Oren miró nuevamente a McLeary, quien se puso de pie bruscamente, como si estuviera aburrido.

—Lamento esta invasión, Don… Creo que tendríamos que haber ido a mi oficina. Ya termino… Oren volvió a prestar atención al teléfono.

—Sí, aquí estoy, Jim. Bueno, me alegra que haya sido una buena estudiante. Pero de todos modos ya no es bien recibida aquí, en el Memorial. Debería estar en Cirugía, pero ha decidido no ver a los pacientes, ni asistir a clase, ni presenciar operaciones. En cambio ha molestado al personal, en particular a nuestro Jefe de Anestesia, ha obtenido datos de la computadora sin autorización por medios deshonestos. Ya tenemos aquí bastantes problemas sin que ella nos ayude… Por supuesto, le diré que quieres verla… esta tarde a las 16:30. Muy bien. Estoy seguro que en el V. A. estarán encantados de tenerla allí… sí (risita). Gracias, Jim. Te hablaré pronto, para que nos encontremos.
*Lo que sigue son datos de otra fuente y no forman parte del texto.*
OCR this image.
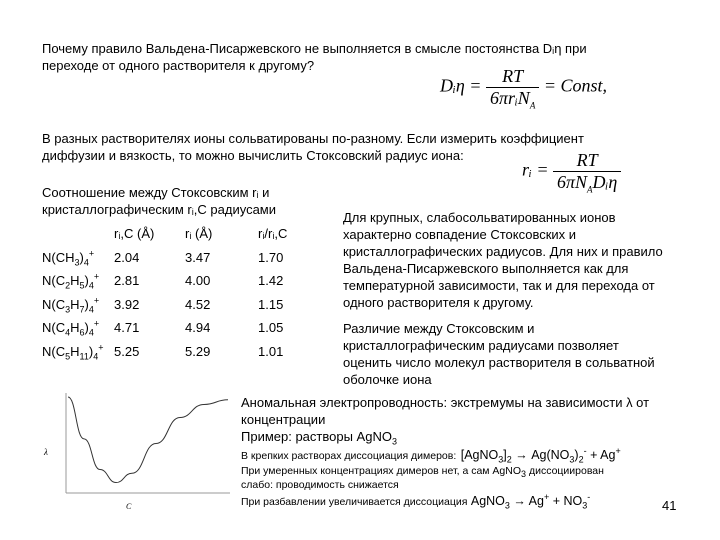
Почему правило Вальдена-Писаржевского не выполняется в смысле постоянства Dᵢη при
переходе от одного растворителя к другому?
Dᵢη = $\frac{RT}{6\pi rᵢN_A}$ = Const,
В разных растворителях ионы сольватированы по-разному. Если измерить коэффициент
диффузии и вязкость, то можно вычислить Стоксовский радиус иона:
rᵢ = $\frac{RT}{6\pi N_ADᵢ\eta}$
Соотношение между Стоксовским rᵢ и
кристаллографическим rᵢ,C радиусами
	rᵢ,C (Å)	rᵢ (Å)	rᵢ/rᵢ,C
$N(CH_3)_4^+$	2.04	3.47	1.70
$N(C_2H_5)_4^+$	2.81	4.00	1.42
$N(C_3H_7)_4^+$	3.92	4.52	1.15
$N(C_4H_6)_4^+$	4.71	4.94	1.05
$N(C_5H_{11})_4^+$	5.25	5.29	1.01
Для крупных, слабосольватированных ионов
характерно совпадение Стоксовских и
кристаллографических радиусов. Для них и правило
Вальдена-Писаржевского выполняется как для
температурной зависимости, так и для перехода от
одного растворителя к другому.
Различие между Стоксовским и
кристаллографическим радиусами позволяет
оценить число молекул растворителя в сольватной
оболочке иона
λ
C
Аномальная электропроводность: экстремумы на зависимости λ от
концентрации
Пример: растворы AgNO$_3$
В крепких растворах диссоциация димеров: $[AgNO_3]_2 \to Ag(NO_3)_2^- + Ag^+$
При умеренных концентрациях димеров нет, а сам AgNO$_3$ диссоциирован
слабо: проводимость снижается
При разбавлении увеличивается диссоциация AgNO$_3$ → $Ag^+ + NO_3^-$
41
Oren colgó el receptor y miró diplomáticamente a McLeary. Luego se volvió hacia Susan.

—Señorita Wheeler: su decano, como usted acaba de oír, querría hablar con usted esta tarde a las 16:30. Desde este momento en adelante ha terminado su admisión profesional en el Memorial. Adiós.

Susan miró a Oren, luego a McLeary y enseguida nuevamente a Oren. La expresión de McLeary no había cambiado. Oren sonreía, muy satisfecho de sí mismo, como si acabara de triunfar en un debate. Hubo un silencio incómodo. Susan advirtió que la escena había terminado; se levantó sin decir palabra, tomó el envoltorio con el guardapolvo de enfermera, y se retiró.